The quaternionic multiplication table is almost, but not quite, the vector cross product. The only difference is that imaginary quaternions square to a negative number, whereas the cross product of a vector with itself is zero.

This is not a coincidence. Making the obvious identification of vectors $\vv$, $\ww$ with imaginary quaternions $v$, $w$, namely \begin{align} \vv = v_x \ii + v_y \jj + v_z \kk \longleftrightarrow v = v_x i + v_y j + v_x k \end{align} (and similarly for $\ww$), then the imaginary part of the quaternionic product $vw$ is the cross product $\vv\times\ww$, that is \begin{equation} \vv\times\ww \longleftrightarrow \Im(vw) \label{qdot} \end{equation} while the real part is just (minus) the dot product $\vv\cdot\ww$, that is \begin{equation} -\vv\cdot\ww = \Re(vw) \label{qcross} \end{equation} so that the quaternionic product can be thought of as a combination of the dot and cross products! In fact, the use of $\,\ii$, $\jj$, $\kk$ for Cartesian basis vectors originates with the quaternions, which predate the use of vectors [Crowe] .
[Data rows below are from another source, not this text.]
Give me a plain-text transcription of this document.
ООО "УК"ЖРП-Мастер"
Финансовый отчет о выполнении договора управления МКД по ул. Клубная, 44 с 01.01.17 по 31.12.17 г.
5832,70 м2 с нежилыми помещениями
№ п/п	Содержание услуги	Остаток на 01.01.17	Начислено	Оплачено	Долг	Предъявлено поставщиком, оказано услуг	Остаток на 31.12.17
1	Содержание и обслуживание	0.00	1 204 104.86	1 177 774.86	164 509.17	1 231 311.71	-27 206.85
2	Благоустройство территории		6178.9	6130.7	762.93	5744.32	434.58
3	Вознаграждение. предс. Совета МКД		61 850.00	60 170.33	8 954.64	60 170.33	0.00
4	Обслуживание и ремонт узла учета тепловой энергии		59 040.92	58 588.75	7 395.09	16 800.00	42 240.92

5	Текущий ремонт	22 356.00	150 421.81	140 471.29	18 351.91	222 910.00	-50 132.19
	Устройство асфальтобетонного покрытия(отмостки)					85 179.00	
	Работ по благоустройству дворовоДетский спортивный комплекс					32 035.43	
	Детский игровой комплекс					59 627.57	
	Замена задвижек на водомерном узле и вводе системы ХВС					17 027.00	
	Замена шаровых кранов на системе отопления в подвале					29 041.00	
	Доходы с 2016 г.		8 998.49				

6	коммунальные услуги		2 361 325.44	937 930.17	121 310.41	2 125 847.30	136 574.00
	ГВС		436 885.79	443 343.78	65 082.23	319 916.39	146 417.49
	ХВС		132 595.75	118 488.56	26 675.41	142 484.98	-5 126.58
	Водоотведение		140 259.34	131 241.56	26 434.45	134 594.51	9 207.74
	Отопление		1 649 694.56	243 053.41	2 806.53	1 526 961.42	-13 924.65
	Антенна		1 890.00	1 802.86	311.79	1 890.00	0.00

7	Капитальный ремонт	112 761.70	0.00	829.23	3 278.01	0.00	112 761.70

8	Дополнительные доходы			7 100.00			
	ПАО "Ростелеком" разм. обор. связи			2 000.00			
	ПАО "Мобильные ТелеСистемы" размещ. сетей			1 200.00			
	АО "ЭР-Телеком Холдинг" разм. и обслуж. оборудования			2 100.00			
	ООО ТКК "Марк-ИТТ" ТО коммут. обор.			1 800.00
We define the commutator of two quaternions $p$ and $q$ by \begin{equation} [p,q] = pq - qp \label{commutator} \end{equation} which quantifies the lack of commutativity of the quaternions. For example, we have $[i,j]=2k$. However, the quaternions are associative; it is sufficient to check that \begin{equation} (ij)k = -1 = i(jk) \end{equation} As always, we have distributivity of multiplication over addition.

We define quaternionic conjugation to be the (real) linear map which reverses the sign of each imaginary unit. Thus, the (quaternionic) conjugate $\bar{q}$ of a quaternion $q$ is \begin{equation} \bar{q} = q_1 - q_2 i - q_3 j - q_4 k \end{equation} if $q=q_1+q_2i+q_3j+q_4k$. This leads directly to the norm of a quaternion $|q|$, defined by \begin{equation} |q|^2 = q\bar{q} = q_1^2 + q_2^2 + q_3^2 + q_4^2 \label{qnorm} \end{equation} Again, the only quaternion with norm $0$ is $0$, and every nonzero quaternion has a unique inverse, namely \begin{equation} q^{-1} = {\bar{q} \over  |q|^2} \end{equation}

Quaternionic conjugation satisfies the identity \begin{equation} \bar{pq} = \bar{q}\>\bar{p} \end{equation} from which it follows that the norm satisfies: \begin{equation} |pq| = |p| |q| \end{equation} Squaring both sides and expanding the result in terms of components yields the 4-squares rule, \begin{align} &(p_1q_1-p_2q_2-p_3q_3-p_4q_4)^2 + (p_2q_1+p_1q_2-p_4q_3+p_3q_4)^2 \nonumber\\ &\qquad + (p_3q_1+p_4q_2+p_1q_3-p_2q_4)^2 + (p_4q_1-p_3q_2+p_2q_3+p_1q_4)^2 \nonumber\\ &\qquad\qquad = (p_1^2+p_2^2+p_3^2+p_4^2)(q_1^2+q_2^2+q_3^2+q_4^2) \end{align} which is not quite as obvious as the 2-squares rule. This identity means that the quaternions form a division algebra, that is, not only are there inverses, but there are no zero divisors — if a product is zero, one of the factors must be zero.

Since quaternions are invertible, linear equations such as (8) of §2.3, where now $a,b,c,z\in\HH$, can still be solved for $z$ so long as $a\ne0$. But these are no longer the only linear equations! Consider for instance the equation \begin{equation} d = a x + x b \end{equation} where now $a,b,d\in\CC$ and $x\in\HH$. One solution is clearly \begin{equation} x_0 = {d\over a+b} \label{csol} \end{equation} provided $a+b\ne0$. Note that $x_0$ is complex. Are there any other solutions? Consider the special case $d=0$, $a=i=b$. Then any linear combination of $j$ and $k$ solves the equation!

This turns out to be the generic situation: If $a+\bar{b}\ne0$, then the only solution is the complex solution (\ref{csol}), but if $a+\bar{b}=0$ there are additional quaternionic “homogeneous” solutions, which can be added to the particular solution $x_0$, which is therefore not unique. The situation rapidly becomes more complicated if some or all of $a$, $b$, $d$ are themselves allowed to be quaternionic, rather than complex.